US – GE Healthcare will integrate Spectronic Medical AB’s, a Swedish based med tech company, AI-based software into AIR Recon Deep Learning (DL) technology in a bid to improve cancer treatment with precise planning.

This AI solution, in combination with GE Healthcare’s industry leading AIR Recon DL technology, enables MR-only based radiotherapy planning for better soft tissue differentiation than traditional CT, so clinicians can better direct radiotherapy.

The solution will provide high quality images to precisely target lesions while sparing healthy tissue that around 60% of cancer patients need in order to determine their radiation therapy.

GE Healthcare and Spectronic Medical are combining technologies to offer a complete deep learning solution.

The process begins with GE Healthcare’s AIR Recon DL, a deep learning image reconstruction technology that makes full use of all the raw data coming off the MR scanner to reduce image noise, maximize image quality and resolution, and shorten scan times.

The high-quality MR images generated by the GE scanner are then converted into synthetic CT images by Spectronic Medical’s AI-based solution, providing clinicians with the CT images they have come to expect with the MR soft tissue details they need to more accurately target lesions and help improve patient outcomes.

Integration of AI technology in cancer care is taking center stage as healthcare is embracing the technology.
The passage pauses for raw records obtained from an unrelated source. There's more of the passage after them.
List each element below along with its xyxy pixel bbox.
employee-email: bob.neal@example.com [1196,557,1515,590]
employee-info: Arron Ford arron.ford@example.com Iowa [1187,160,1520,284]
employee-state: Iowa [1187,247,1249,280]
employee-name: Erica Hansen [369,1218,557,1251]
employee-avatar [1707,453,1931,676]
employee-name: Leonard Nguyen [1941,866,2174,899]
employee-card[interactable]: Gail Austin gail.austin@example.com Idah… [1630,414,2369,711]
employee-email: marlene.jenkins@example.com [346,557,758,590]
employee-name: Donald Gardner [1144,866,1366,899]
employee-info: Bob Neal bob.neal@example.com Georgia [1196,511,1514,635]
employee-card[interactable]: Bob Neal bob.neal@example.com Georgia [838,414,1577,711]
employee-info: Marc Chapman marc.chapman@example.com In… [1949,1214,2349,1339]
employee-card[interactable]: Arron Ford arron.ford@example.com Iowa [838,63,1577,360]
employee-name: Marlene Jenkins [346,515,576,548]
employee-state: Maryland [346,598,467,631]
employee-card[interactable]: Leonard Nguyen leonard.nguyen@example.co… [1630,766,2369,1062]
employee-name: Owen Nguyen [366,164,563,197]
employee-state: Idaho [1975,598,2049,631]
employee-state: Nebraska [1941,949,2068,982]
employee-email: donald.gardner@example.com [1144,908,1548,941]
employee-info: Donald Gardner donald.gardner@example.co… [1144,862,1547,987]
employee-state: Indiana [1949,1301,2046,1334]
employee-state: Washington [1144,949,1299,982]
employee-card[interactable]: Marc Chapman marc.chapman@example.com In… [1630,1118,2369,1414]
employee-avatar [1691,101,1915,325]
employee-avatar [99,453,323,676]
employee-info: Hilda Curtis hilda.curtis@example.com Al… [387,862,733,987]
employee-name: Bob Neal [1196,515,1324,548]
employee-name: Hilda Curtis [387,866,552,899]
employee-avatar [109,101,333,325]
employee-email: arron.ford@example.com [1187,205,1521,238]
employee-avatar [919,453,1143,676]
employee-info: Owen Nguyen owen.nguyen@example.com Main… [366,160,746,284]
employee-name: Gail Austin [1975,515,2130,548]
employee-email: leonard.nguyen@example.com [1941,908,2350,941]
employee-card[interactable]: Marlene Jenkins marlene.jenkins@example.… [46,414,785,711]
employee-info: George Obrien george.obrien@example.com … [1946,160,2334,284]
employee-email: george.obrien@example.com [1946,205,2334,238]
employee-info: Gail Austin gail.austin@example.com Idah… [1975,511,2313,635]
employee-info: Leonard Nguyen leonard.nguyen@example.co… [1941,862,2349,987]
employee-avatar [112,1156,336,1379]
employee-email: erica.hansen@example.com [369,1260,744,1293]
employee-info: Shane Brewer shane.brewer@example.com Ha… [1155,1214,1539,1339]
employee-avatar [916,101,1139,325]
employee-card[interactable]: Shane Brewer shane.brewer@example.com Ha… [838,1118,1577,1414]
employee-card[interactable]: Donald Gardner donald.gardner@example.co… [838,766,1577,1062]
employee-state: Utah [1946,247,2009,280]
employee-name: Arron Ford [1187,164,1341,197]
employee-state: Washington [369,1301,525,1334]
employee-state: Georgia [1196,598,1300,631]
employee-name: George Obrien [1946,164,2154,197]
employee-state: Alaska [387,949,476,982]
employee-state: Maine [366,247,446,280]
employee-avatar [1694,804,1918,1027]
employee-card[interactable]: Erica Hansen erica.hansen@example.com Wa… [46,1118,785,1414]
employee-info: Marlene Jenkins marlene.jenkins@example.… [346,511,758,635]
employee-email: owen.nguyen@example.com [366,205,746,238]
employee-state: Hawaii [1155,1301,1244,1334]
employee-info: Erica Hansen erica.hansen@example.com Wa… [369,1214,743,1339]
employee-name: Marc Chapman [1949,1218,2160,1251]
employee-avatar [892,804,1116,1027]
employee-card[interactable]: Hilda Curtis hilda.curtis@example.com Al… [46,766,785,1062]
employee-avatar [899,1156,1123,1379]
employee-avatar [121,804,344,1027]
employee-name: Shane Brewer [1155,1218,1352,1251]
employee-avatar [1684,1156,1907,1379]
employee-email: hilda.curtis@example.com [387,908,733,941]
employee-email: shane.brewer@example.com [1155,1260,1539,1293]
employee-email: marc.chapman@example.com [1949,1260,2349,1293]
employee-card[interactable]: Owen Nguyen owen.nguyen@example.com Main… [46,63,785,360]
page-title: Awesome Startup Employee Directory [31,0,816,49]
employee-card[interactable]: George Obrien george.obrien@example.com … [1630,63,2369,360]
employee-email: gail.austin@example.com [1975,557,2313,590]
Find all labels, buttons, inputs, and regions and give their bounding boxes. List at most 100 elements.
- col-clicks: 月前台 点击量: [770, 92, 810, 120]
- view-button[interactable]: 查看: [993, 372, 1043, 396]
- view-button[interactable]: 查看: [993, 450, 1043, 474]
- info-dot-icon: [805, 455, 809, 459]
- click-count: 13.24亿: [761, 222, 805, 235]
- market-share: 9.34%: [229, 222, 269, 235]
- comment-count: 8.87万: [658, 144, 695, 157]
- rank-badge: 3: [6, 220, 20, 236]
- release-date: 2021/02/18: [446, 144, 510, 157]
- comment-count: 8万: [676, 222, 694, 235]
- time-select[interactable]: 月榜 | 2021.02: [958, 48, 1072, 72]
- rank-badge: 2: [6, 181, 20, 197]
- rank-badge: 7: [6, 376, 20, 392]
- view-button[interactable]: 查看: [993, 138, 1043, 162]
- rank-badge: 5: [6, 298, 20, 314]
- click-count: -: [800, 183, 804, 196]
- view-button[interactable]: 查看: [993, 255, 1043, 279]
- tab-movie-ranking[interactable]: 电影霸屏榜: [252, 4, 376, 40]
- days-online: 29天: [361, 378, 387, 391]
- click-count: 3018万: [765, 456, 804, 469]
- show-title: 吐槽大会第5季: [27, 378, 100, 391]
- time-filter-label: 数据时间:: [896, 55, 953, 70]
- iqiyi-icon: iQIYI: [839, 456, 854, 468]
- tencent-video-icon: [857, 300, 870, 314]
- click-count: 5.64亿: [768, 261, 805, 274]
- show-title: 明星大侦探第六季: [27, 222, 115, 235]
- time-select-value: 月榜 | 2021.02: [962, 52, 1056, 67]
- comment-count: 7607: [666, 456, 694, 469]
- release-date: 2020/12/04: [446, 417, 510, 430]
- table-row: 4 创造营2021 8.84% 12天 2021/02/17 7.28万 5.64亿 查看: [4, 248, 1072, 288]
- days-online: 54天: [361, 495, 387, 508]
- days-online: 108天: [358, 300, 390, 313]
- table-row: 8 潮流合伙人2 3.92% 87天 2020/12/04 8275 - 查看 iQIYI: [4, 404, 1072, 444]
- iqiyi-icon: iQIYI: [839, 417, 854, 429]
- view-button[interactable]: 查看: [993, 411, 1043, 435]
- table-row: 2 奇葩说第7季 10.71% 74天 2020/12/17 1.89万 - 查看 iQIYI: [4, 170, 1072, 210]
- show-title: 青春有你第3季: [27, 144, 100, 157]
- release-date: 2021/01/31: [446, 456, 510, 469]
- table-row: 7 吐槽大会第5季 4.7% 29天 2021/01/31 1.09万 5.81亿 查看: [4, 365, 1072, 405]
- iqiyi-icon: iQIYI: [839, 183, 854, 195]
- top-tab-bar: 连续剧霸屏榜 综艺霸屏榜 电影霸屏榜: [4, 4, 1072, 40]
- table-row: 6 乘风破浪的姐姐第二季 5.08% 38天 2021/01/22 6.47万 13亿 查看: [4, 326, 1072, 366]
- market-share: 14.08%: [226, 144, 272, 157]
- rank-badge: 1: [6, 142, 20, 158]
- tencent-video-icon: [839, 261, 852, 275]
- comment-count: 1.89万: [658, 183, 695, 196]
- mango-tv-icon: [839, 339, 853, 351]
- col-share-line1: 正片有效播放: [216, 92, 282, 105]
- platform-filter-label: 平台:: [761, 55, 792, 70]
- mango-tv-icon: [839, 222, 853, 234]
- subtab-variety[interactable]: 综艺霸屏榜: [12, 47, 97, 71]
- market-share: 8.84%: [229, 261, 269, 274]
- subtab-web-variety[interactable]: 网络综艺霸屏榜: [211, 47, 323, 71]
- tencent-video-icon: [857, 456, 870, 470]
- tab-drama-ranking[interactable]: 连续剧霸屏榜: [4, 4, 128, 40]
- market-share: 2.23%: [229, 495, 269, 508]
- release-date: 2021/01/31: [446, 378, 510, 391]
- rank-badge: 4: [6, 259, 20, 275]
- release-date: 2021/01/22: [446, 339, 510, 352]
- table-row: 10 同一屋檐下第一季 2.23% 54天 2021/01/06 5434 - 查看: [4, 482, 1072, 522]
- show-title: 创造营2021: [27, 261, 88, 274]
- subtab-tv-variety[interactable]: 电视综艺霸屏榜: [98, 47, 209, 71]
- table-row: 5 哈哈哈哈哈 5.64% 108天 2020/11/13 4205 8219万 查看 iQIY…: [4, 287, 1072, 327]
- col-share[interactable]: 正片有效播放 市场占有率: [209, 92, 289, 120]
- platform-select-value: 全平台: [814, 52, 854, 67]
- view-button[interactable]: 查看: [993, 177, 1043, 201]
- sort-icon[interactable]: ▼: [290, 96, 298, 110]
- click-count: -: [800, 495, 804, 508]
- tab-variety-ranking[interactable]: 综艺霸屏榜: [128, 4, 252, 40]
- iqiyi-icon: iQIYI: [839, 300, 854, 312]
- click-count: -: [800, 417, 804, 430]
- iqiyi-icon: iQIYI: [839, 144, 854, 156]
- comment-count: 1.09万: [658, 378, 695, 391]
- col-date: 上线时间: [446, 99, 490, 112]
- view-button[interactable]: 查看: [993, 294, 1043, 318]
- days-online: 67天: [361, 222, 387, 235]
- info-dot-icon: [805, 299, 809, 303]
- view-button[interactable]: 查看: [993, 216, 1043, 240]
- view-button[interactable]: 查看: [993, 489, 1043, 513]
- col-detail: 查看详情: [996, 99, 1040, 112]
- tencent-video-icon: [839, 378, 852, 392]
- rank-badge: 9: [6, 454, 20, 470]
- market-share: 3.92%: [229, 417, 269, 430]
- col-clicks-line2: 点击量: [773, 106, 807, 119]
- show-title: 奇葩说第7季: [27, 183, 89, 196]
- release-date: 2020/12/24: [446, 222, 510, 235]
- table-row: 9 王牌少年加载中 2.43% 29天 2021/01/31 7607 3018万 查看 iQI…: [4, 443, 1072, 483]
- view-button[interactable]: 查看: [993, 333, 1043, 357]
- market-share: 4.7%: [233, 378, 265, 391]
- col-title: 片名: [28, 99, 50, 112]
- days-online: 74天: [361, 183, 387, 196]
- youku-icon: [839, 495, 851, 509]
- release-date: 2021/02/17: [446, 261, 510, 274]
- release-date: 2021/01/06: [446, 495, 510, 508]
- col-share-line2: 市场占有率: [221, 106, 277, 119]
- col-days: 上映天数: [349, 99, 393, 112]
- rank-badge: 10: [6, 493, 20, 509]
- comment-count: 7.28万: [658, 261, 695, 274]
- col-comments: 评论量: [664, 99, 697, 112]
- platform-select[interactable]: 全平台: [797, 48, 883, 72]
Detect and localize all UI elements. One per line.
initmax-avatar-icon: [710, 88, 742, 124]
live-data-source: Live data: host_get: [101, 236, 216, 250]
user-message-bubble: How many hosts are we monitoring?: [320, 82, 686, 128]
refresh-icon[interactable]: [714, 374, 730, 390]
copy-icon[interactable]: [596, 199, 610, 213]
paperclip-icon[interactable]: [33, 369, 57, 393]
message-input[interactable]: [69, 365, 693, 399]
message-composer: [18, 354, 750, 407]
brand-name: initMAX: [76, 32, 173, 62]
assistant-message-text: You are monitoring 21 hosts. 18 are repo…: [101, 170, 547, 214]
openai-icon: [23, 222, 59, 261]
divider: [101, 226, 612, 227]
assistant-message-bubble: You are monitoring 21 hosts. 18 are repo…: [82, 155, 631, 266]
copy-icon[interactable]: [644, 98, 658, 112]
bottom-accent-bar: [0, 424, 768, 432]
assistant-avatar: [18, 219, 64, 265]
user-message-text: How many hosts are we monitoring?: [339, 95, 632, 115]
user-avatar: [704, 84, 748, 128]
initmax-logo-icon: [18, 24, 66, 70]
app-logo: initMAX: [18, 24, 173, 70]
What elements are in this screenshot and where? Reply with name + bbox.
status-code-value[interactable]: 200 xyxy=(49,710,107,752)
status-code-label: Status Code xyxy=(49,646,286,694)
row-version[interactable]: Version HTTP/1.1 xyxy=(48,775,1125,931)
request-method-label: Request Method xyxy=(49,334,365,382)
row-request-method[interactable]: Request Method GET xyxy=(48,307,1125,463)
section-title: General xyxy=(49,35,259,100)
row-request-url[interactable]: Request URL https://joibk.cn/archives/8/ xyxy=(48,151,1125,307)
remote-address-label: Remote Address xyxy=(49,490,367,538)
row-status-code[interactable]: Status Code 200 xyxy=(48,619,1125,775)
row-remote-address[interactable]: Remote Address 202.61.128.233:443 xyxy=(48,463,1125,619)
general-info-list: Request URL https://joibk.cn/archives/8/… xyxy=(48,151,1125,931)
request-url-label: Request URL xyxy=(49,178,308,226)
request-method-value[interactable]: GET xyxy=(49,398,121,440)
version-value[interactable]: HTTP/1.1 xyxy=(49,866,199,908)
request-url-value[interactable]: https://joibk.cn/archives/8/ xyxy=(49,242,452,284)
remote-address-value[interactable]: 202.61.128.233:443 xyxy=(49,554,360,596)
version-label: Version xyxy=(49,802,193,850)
AI-guided clinical care has the potential to play an important role in reducing health disparities, particularly in low-resource settings.

Just recently, one of the National Housing Service’s (NHS) leading hospital trusts started using artificial intelligence to help detect cancer in the gullet, which kills 8,000 Britons a year.

CADU, the software that will be used to detect carcinogenic cells in the food pipe through analysing pictures captured by a tiny camera put through a patient’s throat.

The software in effect gives the gastroenterologist conducting the endoscopy a second opinion. It is hoped that it will reduce the high number of oesophageal cancers – up to 25% – that doctors miss during an endoscopy because early signs of the disease are very difficult to spot.

CADU was developed by experts from UCLH and University College London (UCL) working in conjunction with a UCL spinout technology firm called Odin Vision.